A group of U.S. senators has introduced legislation that adds a new voice to the ongoing dialogue among the Federal Energy Regulatory Commission (FERC) and other stakeholders related to transmission cost allocation.
The Electric Transmission Customer Protection Act is intended to prevent FERC from applying cost-recovery mechanisms for interstate transmission projects beyond where the upgrades will have an immediate, direct benefit.
This position is at odds with a current proposed rule in FERC's docket that seeks to implement a methodology that spreads infrastructure costs regionally among a wide range of consumers. The senators claim the commission's rule would inequitably ‘spread the associated costs to customers outside of the area immediately serviced by the new transmission lines.’

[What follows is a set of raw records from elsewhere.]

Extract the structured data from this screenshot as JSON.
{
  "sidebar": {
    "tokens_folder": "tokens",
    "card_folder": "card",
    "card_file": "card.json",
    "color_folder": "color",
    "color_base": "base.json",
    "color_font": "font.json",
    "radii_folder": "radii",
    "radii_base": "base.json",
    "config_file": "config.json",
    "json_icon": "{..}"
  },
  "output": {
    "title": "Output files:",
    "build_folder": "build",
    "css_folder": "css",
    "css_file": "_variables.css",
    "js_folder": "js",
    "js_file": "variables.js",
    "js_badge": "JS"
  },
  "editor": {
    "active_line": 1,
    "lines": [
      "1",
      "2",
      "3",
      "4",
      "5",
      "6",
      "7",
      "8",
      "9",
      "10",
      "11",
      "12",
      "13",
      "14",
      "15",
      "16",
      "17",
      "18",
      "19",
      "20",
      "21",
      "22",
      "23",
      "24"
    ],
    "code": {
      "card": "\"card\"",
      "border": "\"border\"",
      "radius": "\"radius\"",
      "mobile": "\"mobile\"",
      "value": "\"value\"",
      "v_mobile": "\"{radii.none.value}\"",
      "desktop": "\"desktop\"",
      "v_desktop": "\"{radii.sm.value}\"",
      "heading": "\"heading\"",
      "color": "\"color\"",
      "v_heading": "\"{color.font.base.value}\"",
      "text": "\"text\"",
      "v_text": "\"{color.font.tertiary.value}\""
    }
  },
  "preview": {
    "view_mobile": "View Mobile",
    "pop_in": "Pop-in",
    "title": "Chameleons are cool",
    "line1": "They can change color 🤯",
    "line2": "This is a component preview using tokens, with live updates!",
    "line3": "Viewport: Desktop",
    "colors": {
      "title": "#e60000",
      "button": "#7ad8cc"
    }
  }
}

‘The principle that the costs ratepayers pay should be directly related to the benefits they receive from a transmission project needs to be absolutely clear in FERC's regulations,’ Sen. Ron Wyden, D-Ore., said in a press release. ‘Right now, it isn't.’
The act – put forth by Wyden and U.S. Sens. Bob Corker, R-Tenn.; Lisa Murkowski, R-Alaska; Richard Burr, R-N.C.; and Lindsey Graham, R-S.C. – would ‘protect consumers from footing the bill for energy projects that serve no benefit for their state or region,’ the sponsors said.
The proposed measure drew swift reaction from the industry.
‘The beneficiaries of investments in transmission should bear its costs, and those customers who do not benefit should not be liable for transmission costs,’ says Jim Hoecker, counsel to industry trade group WIRES and a former FERC chairman. ‘That's fair.’
However, he notes that the legislation that has been proposed is unnecessary, saying that promoting a fair methodology is ‘exactly what FERC is doing.’
WIRES maintains that although the bill is ‘ostensibly intended to protect consumers from unwarranted energy and infrastructure costs,’ the end result will ‘thwart needed investment in the high-voltage grid and curtail the nation's ability to develop domestic energy resources.’
The group adds that the act would place an ‘unprecedented’ limitation on FERC's authority to appropriately allocate transmission costs – a function the commission has handled for nearly eight decades.